Learning a Shape-Conditioned Agent for Purely Tactile In-Hand Manipulation of Various Objects
Johannes Pitz, Lennart Röstel, Leon Sievers, Darius Burschka, Berthold Bäuml
TL;DR
This work addresses purely tactile in-hand object reorientation across diverse shapes by learning a shape-conditioned policy coupled with a tactile state estimator. It demonstrates that Basis Point Set (BPS) shape encoding, transformed by estimated pose, provides a robust 3D representation that enables learning with tactile feedback alone, avoiding visual sensors. The authors show strong sim2real transfer and generalization to novel objects, achieving high success rates on both seen and unseen shapes, including non-convex geometries.
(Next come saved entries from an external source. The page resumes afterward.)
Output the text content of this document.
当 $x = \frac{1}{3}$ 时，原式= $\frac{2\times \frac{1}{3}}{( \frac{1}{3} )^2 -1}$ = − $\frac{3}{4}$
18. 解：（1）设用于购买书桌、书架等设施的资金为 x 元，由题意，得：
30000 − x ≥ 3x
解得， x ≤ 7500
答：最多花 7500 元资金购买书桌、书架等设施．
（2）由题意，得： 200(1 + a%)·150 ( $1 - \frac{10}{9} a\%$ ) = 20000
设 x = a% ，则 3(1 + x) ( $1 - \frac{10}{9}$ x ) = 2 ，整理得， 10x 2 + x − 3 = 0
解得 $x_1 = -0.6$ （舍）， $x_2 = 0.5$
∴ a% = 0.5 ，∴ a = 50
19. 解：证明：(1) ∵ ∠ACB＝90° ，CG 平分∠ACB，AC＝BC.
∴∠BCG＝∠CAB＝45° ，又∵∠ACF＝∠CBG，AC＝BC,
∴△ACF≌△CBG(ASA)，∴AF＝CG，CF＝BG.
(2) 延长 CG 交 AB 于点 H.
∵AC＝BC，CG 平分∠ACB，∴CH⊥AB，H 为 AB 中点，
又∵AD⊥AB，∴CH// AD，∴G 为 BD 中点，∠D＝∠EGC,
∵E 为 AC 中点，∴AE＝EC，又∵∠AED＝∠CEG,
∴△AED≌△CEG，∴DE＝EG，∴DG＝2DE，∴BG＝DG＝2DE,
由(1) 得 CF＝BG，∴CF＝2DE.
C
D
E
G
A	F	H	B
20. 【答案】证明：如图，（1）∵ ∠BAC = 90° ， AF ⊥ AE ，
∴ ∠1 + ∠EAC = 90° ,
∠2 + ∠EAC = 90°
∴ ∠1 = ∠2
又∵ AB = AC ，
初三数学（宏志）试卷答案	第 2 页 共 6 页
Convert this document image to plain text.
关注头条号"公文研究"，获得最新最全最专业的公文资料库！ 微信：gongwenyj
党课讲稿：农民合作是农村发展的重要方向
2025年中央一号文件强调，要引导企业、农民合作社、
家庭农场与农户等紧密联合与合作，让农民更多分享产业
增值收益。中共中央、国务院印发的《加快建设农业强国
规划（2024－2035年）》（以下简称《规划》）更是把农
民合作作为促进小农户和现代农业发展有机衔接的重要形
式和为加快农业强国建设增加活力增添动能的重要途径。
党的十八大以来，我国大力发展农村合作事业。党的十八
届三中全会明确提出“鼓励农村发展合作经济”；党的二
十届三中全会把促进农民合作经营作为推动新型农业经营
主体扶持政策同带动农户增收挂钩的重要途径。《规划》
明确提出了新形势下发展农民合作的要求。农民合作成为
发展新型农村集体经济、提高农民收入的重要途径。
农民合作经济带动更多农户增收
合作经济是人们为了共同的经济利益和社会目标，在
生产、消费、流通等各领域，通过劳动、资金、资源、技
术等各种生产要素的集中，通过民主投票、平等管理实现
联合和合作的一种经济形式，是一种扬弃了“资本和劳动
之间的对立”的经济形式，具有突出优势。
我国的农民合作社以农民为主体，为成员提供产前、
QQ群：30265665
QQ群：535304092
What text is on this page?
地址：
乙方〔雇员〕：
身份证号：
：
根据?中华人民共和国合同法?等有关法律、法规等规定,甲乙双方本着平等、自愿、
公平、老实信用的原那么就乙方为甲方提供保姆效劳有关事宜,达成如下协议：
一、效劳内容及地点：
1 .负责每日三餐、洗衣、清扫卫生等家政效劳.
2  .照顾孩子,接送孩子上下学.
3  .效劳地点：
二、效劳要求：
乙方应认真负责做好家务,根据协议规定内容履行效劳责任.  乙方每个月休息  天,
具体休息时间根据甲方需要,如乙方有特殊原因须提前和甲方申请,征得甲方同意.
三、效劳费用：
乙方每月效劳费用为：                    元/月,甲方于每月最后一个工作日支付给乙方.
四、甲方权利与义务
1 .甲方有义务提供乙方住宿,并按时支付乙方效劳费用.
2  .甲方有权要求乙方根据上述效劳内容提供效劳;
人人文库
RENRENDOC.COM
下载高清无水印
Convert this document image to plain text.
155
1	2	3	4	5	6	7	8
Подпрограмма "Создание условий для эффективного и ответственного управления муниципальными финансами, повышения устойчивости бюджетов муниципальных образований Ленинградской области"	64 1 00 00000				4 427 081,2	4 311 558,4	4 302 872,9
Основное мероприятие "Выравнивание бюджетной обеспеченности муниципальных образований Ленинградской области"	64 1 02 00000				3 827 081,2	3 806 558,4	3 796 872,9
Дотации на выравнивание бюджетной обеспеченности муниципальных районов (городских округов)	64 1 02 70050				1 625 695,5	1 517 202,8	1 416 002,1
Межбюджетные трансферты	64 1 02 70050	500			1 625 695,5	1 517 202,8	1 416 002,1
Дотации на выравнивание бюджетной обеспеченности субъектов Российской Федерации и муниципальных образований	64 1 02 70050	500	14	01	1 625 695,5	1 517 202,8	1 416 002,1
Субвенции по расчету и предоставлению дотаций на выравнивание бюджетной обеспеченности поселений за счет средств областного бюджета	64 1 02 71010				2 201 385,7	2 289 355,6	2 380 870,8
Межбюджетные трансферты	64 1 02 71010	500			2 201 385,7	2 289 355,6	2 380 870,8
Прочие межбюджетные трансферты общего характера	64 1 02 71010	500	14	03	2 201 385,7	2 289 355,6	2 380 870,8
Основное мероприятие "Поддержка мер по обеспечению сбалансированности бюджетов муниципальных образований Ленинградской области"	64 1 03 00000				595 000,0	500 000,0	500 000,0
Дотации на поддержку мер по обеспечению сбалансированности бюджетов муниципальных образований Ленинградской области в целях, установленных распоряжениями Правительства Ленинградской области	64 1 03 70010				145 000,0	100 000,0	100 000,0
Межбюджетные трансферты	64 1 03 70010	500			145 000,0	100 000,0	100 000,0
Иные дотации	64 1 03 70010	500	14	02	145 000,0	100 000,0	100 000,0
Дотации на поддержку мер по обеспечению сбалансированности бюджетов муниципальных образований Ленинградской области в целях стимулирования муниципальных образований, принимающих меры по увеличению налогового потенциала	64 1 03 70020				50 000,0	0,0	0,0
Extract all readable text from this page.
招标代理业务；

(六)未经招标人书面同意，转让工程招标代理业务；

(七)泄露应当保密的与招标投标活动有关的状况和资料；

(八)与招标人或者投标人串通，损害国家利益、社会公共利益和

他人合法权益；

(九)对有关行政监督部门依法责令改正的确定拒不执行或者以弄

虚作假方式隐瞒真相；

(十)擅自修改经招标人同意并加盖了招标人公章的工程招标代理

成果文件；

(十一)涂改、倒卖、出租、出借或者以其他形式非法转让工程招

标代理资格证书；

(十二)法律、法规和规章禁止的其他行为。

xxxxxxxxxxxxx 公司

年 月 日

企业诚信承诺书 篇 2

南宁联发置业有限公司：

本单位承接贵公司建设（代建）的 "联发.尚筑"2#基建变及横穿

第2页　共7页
The approach advances autonomous, vision-free manipulation with potential real-world impact in manufacturing and robotic dexterity, and identifies current limits with small-featured objects, motivating future tactile sensing improvements.}
Abstract
Reorienting diverse objects with a multi-fingered hand is a challenging task. Current methods in robotic in-hand manipulation are either object-specific or require permanent supervision of the object state from visual sensors. This is far from human capabilities and from what is needed in real-world applications. In this work, we address this gap by training shape-conditioned agents to reorient diverse objects in hand, relying purely on tactile feedback (via torque and position measurements of the fingers' joints). To achieve this, we propose a learning framework that exploits shape information in a reinforcement learning policy and a learned state estimator. We find that representing 3D shapes by vectors from a fixed set of basis points to the shape's surface, transformed by its predicted 3D pose, is especially helpful for learning dexterous in-hand manipulation. In simulation and real-world experiments, we show the reorientation of many objects with high success rates, on par with state-of-the-art results obtained with specialized single-object agents. Moreover, we show generalization to novel objects, achieving success rates of $\sim$90% even for non-convex shapes.